Maybe your child’s disorder is caused by an imbalance of intestinal microflora. In this case, you might consider using probiotics, diet, and herbs to correct the problem. Or maybe, it is mercury poisoning, for which you could use chelation. Or possibly, your child’s disorder is caused by food allergies, which you might alleviate by an elimination diet. Or, as this book proposes, maybe your child’s autism is caused by Lyme disease, in which case you may decide to undergo Lyme treatment. Whatever the underlying cause, the thought pattern is the same: you, as the parent, must step up to the plate, take responsibility, reject the “diagnosis” your child was given, and search for the underlying cause.
A good friend of mine (Bryan) suffered from migraine headaches for years. She drained her bank account trying the strongest painkillers and anti-migraine medications available. She endured the side effects of powerful, dangerous pharmaceuticals. She only received minimal relief, and suffered greatly. One day, a thinking physician inquired about her diet and discovered that she consumed diet soda pop once or twice a day, every day of her life. In fact, if she ran out of soda, she would make a special trip to the store to replenish her stock. After she objected vehemently, he finally convinced her to go without the soda for a few weeks. Bingo! The headaches disappeared, almost overnight. The palliative, symptom-covering painkillers were not the answer (although they did make a few CEOs and stockholders richer). Eliminating the root cause was the answer.

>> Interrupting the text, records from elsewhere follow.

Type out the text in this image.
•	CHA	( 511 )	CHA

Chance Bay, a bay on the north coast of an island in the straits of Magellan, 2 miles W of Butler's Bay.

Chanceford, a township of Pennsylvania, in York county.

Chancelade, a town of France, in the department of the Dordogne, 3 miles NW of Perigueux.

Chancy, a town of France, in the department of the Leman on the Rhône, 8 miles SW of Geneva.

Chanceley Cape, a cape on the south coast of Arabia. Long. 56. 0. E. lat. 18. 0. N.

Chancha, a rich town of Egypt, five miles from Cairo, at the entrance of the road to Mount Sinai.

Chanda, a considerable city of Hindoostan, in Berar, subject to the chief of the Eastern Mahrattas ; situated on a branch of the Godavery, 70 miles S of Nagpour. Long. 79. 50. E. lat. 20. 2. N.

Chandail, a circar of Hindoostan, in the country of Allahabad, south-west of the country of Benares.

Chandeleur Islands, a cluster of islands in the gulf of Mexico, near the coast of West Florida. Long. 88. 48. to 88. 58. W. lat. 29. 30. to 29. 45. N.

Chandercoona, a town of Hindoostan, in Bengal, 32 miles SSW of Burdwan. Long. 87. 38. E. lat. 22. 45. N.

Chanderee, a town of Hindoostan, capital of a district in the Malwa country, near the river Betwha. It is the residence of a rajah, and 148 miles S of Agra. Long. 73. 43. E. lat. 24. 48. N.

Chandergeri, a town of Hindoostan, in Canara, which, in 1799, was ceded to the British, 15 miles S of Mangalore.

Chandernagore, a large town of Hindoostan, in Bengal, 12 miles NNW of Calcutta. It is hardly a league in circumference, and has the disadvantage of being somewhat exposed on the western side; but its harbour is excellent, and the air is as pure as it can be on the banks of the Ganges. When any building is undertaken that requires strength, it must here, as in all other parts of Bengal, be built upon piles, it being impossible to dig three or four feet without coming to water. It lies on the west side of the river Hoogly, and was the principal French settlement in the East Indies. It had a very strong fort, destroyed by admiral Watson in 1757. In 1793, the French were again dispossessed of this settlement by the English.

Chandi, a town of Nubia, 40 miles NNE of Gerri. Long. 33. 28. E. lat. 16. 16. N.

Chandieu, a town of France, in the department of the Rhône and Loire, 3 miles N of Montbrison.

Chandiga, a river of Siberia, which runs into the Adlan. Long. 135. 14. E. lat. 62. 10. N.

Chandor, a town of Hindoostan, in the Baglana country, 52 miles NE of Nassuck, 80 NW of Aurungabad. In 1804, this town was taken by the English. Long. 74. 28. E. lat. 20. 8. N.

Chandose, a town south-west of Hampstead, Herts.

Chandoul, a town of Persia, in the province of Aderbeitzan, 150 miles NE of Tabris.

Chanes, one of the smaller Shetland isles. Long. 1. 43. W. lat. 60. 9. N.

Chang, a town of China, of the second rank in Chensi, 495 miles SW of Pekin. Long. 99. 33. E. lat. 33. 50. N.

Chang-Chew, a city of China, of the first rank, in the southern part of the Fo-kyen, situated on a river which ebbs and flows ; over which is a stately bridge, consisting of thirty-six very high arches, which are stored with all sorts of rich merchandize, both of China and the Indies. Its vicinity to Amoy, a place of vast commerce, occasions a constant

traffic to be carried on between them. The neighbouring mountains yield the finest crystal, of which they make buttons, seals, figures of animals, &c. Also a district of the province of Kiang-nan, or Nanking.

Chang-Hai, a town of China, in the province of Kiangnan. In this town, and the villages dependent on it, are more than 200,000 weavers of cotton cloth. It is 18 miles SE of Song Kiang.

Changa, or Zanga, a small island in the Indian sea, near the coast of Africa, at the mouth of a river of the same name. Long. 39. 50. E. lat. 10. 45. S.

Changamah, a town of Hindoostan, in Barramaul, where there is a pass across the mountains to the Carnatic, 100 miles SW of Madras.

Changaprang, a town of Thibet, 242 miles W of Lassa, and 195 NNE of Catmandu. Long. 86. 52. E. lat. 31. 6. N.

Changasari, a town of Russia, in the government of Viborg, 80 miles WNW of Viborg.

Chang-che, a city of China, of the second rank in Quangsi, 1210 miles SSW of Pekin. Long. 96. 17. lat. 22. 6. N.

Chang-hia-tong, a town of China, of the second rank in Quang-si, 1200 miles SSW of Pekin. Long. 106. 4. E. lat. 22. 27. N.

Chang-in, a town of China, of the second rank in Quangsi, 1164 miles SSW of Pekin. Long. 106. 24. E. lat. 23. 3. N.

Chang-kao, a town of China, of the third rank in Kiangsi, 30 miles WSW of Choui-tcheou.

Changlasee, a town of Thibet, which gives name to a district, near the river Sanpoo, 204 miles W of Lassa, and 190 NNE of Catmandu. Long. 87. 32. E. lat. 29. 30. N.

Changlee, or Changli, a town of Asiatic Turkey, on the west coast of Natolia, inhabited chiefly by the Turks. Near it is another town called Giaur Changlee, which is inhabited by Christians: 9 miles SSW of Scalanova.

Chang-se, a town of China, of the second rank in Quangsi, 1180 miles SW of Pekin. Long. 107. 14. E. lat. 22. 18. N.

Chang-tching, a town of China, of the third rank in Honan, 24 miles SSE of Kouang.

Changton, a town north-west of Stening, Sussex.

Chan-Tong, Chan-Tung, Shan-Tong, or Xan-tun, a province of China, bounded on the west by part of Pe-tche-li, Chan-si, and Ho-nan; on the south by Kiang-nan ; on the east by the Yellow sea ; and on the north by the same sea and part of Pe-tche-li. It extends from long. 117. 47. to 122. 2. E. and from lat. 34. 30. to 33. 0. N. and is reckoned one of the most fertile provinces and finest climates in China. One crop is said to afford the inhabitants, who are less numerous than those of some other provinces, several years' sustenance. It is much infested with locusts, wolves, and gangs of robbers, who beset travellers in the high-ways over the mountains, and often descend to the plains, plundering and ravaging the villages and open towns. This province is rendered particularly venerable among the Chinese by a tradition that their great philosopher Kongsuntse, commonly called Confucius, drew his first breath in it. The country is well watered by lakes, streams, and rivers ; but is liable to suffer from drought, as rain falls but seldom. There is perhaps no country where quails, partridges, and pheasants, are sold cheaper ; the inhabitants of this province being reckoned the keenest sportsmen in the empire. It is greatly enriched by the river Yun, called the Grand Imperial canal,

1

I do not want to oversimplify childhood developmental disorders. In most cases, the detective work necessary is much more difficult than the experience my friend had with her headaches. However, you owe it to yourself and your child to at least try the detective strategy. In the best case scenario, you will cure your child, and in the worst case scenario, you will at least become educated about your son or daughter’s body, and provide him or her with some level of relief, however minor. But most importantly, taking a detective approach will ensure that you are doing absolutely everything you can to be a good parent.
You, as a thinking, caring, intelligent parent, have what it takes to be a detective and to reject the superficial diagnosis given by a doctor whose thinking is victim of the dogmatic, palliative treatment paradigm that currently rules American medicine.